Internet of Things: Meeting the Demands of the Next Generation
The future is full of exciting challenges, and meeting the demands of the next generation is possibly the most important issue. Consumers want personalization, and manufacturers want to increase productivity and create new revenue opportunities. Overcoming the skills gap is another challenge we will have to face in the next few years. The Internet of Things (IoT) has the potential to equip manufacturers with real-time visiblity into plant operations, and the ability to predict and anticipate trends and patterns, giving them greater flexibility to respond to a dynamically changing industry.
A manufacturer's IoT strategy is unique to their specific operating system, their position in the value chain, and the consumers they serve.
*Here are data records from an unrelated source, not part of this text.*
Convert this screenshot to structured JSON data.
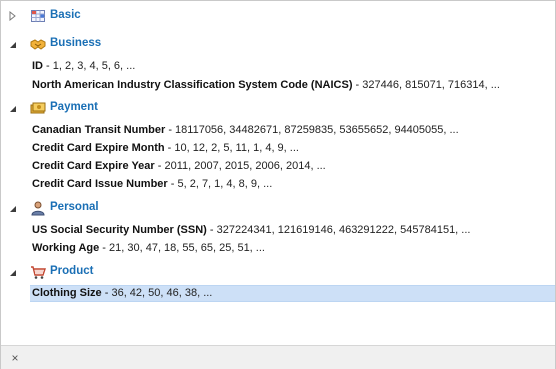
{
  "categories": [
    {
      "label": "Basic",
      "icon": "grid-table-icon",
      "expanded": false,
      "fields": []
    },
    {
      "label": "Business",
      "icon": "handshake-icon",
      "expanded": true,
      "fields": [
        {
          "name": "ID",
          "values": "1, 2, 3, 4, 5, 6, ..."
        },
        {
          "name": "North American Industry Classification System Code (NAICS)",
          "values": "327446, 815071, 716314, ..."
        }
      ]
    },
    {
      "label": "Payment",
      "icon": "money-icon",
      "expanded": true,
      "fields": [
        {
          "name": "Canadian Transit Number",
          "values": "18117056, 34482671, 87259835, 53655652, 94405055, ..."
        },
        {
          "name": "Credit Card Expire Month",
          "values": "10, 12, 2, 5, 11, 1, 4, 9, ..."
        },
        {
          "name": "Credit Card Expire Year",
          "values": "2011, 2007, 2015, 2006, 2014, ..."
        },
        {
          "name": "Credit Card Issue Number",
          "values": "5, 2, 7, 1, 4, 8, 9, ..."
        }
      ]
    },
    {
      "label": "Personal",
      "icon": "person-icon",
      "expanded": true,
      "fields": [
        {
          "name": "US Social Security Number (SSN)",
          "values": "327224341, 121619146, 463291222, 545784151, ..."
        },
        {
          "name": "Working Age",
          "values": "21, 30, 47, 18, 55, 65, 25, 51, ..."
        }
      ]
    },
    {
      "label": "Product",
      "icon": "shopping-cart-icon",
      "expanded": true,
      "fields": [
        {
          "name": "Clothing Size",
          "values": "36, 42, 50, 46, 38, ...",
          "selected": true
        }
      ]
    }
  ],
  "separator": " - ",
  "footer": {
    "close_label": "×"
  },
  "colors": {
    "category_label": "#1a6fb5",
    "selection": "#cde0f7"
  }
}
However, all manufacturers should consider the following to ensure their IoT strategy provides the information and resources needed to succeed now and in the future.
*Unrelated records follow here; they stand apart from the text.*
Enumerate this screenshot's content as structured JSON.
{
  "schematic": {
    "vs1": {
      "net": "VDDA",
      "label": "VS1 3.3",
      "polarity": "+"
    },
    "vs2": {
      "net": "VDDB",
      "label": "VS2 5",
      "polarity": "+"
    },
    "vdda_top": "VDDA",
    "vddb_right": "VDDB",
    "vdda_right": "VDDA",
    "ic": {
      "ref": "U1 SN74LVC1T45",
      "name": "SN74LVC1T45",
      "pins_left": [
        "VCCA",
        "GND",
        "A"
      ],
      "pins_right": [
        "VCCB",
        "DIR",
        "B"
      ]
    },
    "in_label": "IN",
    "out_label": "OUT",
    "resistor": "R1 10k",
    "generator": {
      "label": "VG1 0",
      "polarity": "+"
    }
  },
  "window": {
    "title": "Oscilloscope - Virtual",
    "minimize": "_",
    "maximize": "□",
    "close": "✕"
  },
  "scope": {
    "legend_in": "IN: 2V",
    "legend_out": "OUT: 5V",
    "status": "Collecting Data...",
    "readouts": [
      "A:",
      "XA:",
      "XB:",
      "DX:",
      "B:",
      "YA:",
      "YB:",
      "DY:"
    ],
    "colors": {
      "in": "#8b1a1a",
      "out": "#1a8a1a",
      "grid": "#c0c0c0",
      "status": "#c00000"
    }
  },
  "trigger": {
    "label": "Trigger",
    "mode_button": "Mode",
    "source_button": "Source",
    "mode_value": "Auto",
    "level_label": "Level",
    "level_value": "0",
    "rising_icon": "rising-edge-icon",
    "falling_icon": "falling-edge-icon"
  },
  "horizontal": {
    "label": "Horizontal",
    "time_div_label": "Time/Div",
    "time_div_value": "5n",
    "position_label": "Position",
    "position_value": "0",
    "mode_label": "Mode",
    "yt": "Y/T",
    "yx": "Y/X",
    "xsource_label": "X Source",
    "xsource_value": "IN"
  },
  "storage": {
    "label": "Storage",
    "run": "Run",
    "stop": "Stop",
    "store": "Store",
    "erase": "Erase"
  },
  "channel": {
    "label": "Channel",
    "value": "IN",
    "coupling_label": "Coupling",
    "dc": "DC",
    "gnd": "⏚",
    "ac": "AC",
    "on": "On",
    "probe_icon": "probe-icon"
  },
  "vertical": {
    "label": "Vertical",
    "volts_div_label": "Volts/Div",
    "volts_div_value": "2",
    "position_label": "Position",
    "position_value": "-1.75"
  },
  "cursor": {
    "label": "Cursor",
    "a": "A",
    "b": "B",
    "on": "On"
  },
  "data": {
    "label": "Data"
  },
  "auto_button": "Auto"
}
Automation has existed for many years in most manufacturing facilities, and many manufacturers can easily monitor the flow of parts and goods on their factory floors. The IoT allows manufacturers to leverage the information available inside, beyond the walls of the factory floors. IoT-driven automation enables granular visibility into manufacturing operations. In order to completely monitor oprations, manufacturers are required to deploy many more sensors throughout their facilities, incuding material handling equipment, to capture all equipment performance parameters in real time. This data would include information about ambient conditions like temperature, humidity, and air quality. This information, coupled with the workstation data collected through a Manufactuering Execution System, provides core level visibility and the impact of conditions on overall production performance. All systems and devices that affect performance should be instrumented, from maintenance equipment to robots and automated vehicles.
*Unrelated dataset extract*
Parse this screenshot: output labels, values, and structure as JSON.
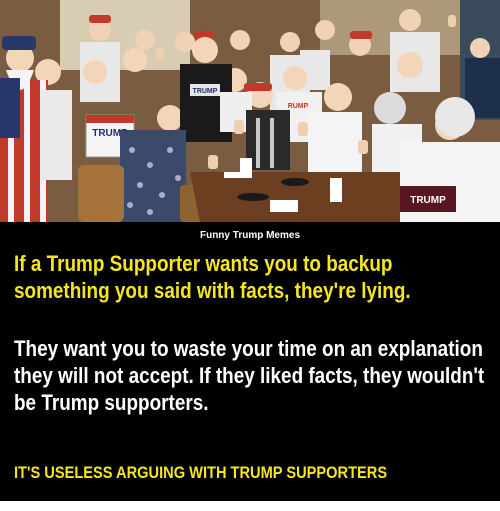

Predictive analytics are a vital part of IoT programs, enabling manufacturers to view real-time insights and make data-driven decisions. Predictive analytics provide a thorough analysis of all data generated by the IoT. With real-time analysis, analytics can predict issues and problems before they ever occur. Custom algorithms can reocgnize patterns of an overheating microchip and predict delays down to the millisecond. With this knowledge, technicians can make the repair and correct the issue before the costly delays ever occur. Predicting issues and problems can also create supply chain transparency. Detailed insight about how supplier delay will affect operations across the network can help a manufacturer make adjustments and coordinate with other suppliers to minimize the impact of the shortage. Most manufacturers will need to store more data for longer periods of time to get the maximum benefit from predictive analytics. More data equals better and smarter algorithms. Additionally, manufacturers must connect IoT insights and predictions with plant control functions. When the IoT reports a malfunction, it may trigger an automatic shut down, and dispatch an order to a technician for repairs. This requires seamless interaction between IT and IoT.
Semantic data is generated in multiple ways; from email exchanges to calendar invitations to social media tags. This data must be integrated with manufacturing systems and machine data to create a smart, comprehensive view of factory operations. Analytics tools can correlate semantic data with machine data to create a stronger context for accurately identifying patterns.
Manufacturers will get the most value from the IoT by using it to drive business strategy and foster innovation. They should be creative in augmenting and accelerating their IoT programs, which will help organizations build what's necessary to meet the demands and challenges in existing markets, and the markets of the future.